Pam Muñoz Ryan writes stories that often feature strong female protagonists. In this exclusive video interview with Reading Rockets, Pam Muñoz Ryan discusses her stories and winning the 2000 Pura Belpré Medal for Esperanza Rising.
From picture books to novels to nonfiction, Pam Muñoz Ryan writes a wide variety of books for young readers. Drawing from her diverse cultural background, Muñoz Ryan often writes about the Latino experience in the United States. Many of her books feature courageous female protagonists who defy the societal conventions of their time. When Marian Sang is a beautifully illustrated picture book that chronicles the life of African American singer Marian Anderson. Amelia and Eleanor Go for a Ride recreates the night that Amelia Earhart took Eleanor Roosevelt for a flight over Washington, D.C. And Esperanza Rising is an award-winning novel that Muñoz Ryan based on her own grandmother's immigration from Mexico to California.

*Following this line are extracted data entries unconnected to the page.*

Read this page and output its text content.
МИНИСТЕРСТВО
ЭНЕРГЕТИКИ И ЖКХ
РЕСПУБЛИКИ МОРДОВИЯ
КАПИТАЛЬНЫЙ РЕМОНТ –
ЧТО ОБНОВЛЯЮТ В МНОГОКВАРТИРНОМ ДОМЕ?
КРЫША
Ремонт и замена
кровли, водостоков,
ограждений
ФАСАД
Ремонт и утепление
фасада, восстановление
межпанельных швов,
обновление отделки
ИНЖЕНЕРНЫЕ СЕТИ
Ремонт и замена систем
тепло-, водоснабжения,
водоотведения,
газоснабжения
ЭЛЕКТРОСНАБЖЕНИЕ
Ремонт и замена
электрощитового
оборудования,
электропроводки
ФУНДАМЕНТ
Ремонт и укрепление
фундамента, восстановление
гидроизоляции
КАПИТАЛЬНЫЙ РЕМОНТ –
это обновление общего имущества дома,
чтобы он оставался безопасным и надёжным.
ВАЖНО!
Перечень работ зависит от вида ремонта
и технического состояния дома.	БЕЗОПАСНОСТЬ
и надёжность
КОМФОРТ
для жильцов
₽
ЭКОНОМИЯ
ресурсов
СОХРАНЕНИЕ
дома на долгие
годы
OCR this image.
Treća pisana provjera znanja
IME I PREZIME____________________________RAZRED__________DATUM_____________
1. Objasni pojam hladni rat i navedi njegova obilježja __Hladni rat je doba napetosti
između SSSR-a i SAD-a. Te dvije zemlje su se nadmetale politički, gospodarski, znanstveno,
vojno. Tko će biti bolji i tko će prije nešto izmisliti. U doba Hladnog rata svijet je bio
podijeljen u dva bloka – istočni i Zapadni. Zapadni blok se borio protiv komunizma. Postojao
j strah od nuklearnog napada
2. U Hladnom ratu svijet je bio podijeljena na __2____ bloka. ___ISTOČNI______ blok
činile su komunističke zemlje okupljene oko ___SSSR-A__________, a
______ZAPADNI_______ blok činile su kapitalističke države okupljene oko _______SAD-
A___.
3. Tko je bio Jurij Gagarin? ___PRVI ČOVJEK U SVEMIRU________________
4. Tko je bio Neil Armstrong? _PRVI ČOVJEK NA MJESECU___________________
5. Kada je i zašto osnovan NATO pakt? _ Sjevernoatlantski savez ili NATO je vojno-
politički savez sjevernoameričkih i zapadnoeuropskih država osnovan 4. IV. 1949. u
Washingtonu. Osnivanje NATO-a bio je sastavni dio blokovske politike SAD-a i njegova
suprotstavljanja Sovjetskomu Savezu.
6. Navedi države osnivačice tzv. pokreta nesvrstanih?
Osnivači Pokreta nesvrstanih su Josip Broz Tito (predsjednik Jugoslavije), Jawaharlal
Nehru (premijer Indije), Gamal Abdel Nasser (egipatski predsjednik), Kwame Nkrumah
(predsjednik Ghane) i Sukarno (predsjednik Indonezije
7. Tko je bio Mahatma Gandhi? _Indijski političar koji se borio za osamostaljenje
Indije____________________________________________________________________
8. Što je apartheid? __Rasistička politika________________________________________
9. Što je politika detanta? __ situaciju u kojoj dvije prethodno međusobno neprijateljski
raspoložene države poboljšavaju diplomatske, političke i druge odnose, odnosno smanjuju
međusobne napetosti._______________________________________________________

Pam Muñoz Ryan was born in Bakersfield, California, in 1951. With half of her family from Mexico and the other half from Oklahoma, Muñoz Ryan jokes that she grew up eating enchiladas one weekend and fried chicken the next. She was the oldest of 23 grandchildren on her mother's side.
Pam Muñoz Ryan studied child development at San Diego State University before working as a bilingual Head Start teacher, full-time mom, and early childhood program administrator. After earning a graduate degree in education, Muñoz Ryan began her new career as a writer. At first, she wrote books about child development for adults. Soon though, she started writing books for children. After publishing a number of picture books, Muñoz Ryan discovered that she was a talented novelist as well. Esperanza Rising, perhaps her most well known novel, won the Pura Belprí Medal in 2000.
Today Pam Muñoz Ryan writes full time and lives with her husband just north of San Diego.